The fourth way to fund the stadium is in premium seating. The Wall Street Journal notes that premium seating and club suites can easily represent 50 percent of a teams’s profit, “making the luxury suite market a critical source of income (Titlebaum, 2012).” The first five rows from the floor of the arena would be know as “Club Baltimore”. These seats would include waitress service and some small promotions of certain game days, whether its a t-shirt or something else. The team would receive 25 percent of the sales for the first million. 28 percent of 1.25 million to 1.5 million and 30 percent of sales exceeding 1.5 million.

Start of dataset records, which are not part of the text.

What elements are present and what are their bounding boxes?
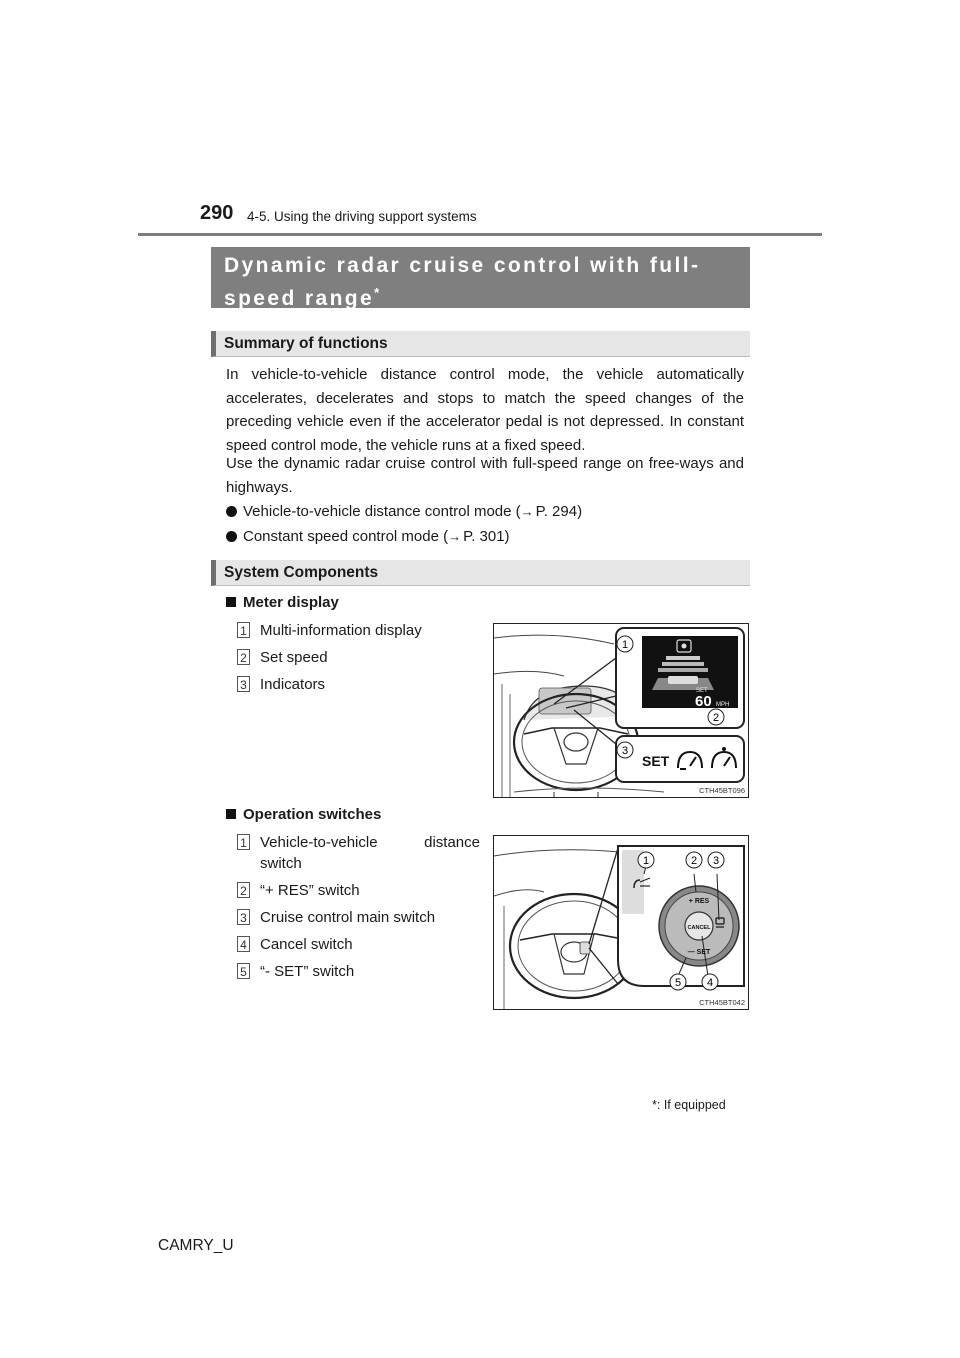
running-header: 4-5. Using the driving support systems [247, 209, 477, 224]
set-switch-label: — SET [687, 949, 711, 956]
indicator-set-label: SET [642, 753, 670, 769]
page-ref-link[interactable]: P. 301) [463, 528, 510, 545]
callout-5: 5 [674, 977, 682, 989]
title-line-1: Dynamic radar cruise control with full- [224, 254, 701, 277]
callout-3: 3 [712, 855, 720, 867]
callout-4: 4 [706, 977, 714, 989]
callout-3: 3 [621, 745, 629, 757]
switches-illustration [494, 836, 748, 1009]
operation-switches-figure [493, 835, 749, 1010]
summary-heading: Summary of functions [211, 331, 750, 357]
page-number: 290 [200, 202, 234, 224]
arrow-icon: → [520, 504, 534, 519]
bullet-constant-mode: Constant speed control mode (→ P. 301) [226, 527, 510, 547]
title-text-2: speed range [224, 287, 375, 310]
meter-display-heading: Meter display [226, 594, 339, 611]
bullet-dot [226, 531, 237, 542]
title-line-2 [224, 279, 750, 312]
callout-2: 2 [690, 855, 698, 867]
page-ref-link[interactable]: P. 294) [535, 503, 583, 520]
operation-switches-heading: Operation switches [226, 806, 381, 823]
footnote-text: : If equipped [656, 1098, 726, 1112]
callout-1: 1 [642, 855, 650, 867]
header-rule [138, 233, 822, 236]
footnote-asterisk: * [652, 1098, 657, 1112]
bullet-dot [226, 506, 237, 517]
bullet-distance-mode: Vehicle-to-vehicle distance control mode (→ P. 294) [226, 502, 582, 522]
footnote [652, 1098, 726, 1112]
display-set-label: SET [696, 688, 708, 694]
callout-1: 1 [621, 639, 629, 651]
components-heading: System Components [211, 560, 750, 586]
arrow-icon: → [448, 529, 462, 544]
square-bullet-icon [226, 597, 236, 607]
meter-illustration [494, 624, 748, 797]
res-switch-label: + RES [688, 898, 710, 905]
title-banner [211, 247, 750, 308]
title-asterisk: * [374, 285, 380, 300]
display-set-speed: 60 [695, 693, 712, 710]
figure-code: CTH45BT042 [699, 998, 745, 1007]
summary-paragraph-1: In vehicle-to-vehicle distance control mode, the vehicle automatically accelerates, decelerates and stops to match the speed changes of the preceding vehicle even if the accelerator pedal is not depressed. In constant speed control mode, the vehicle runs at a fixed speed. [226, 366, 744, 454]
callout-2: 2 [712, 712, 720, 724]
cancel-switch-label: CANCEL [687, 925, 711, 931]
footer-model-code: CAMRY_U [158, 1237, 234, 1254]
meter-display-figure [493, 623, 749, 798]
display-unit: MPH [716, 702, 730, 708]
summary-paragraph-2: Use the dynamic radar cruise control with full-speed range on free-ways and highways. [226, 455, 744, 496]
square-bullet-icon [226, 809, 236, 819]
figure-code: CTH45BT096 [699, 786, 745, 795]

How This Will Benefit Baltimore
The expansion to Baltimore will bring many opportunities to the people of Baltimore and the businesses. Like I mentioned before, the stadium will be about a mile away from both of the other professional team’s stadiums, giving them the opportunity to grab from both of their fanbases. Another point is that the playing in an already existing arena is also cost effective for the city of Baltimore, so the residents will be on board. The cities large and small businesses will benefit because with new professional teams, there is an increase in tourism. So by having the away teams fans or fans from different areas of Baltimore come, will increase sales in hotels, restaurants, stores, etc. The expansion will also help Royal Farms Arena, by one giving them more revenue, possibility for more employment because of games days, and introducing them to new business partners. The premium seating will help boost business opportunities because most owners want to conduct new business deals while watching them game at the same time (Titlebaum, 2012). In conclusion, the expansion of the NBA, will introduce a new fan base to a city known for Football. It will allow for new opportunities in business with both small and large businesses, and increase tourism to the city of Baltimore.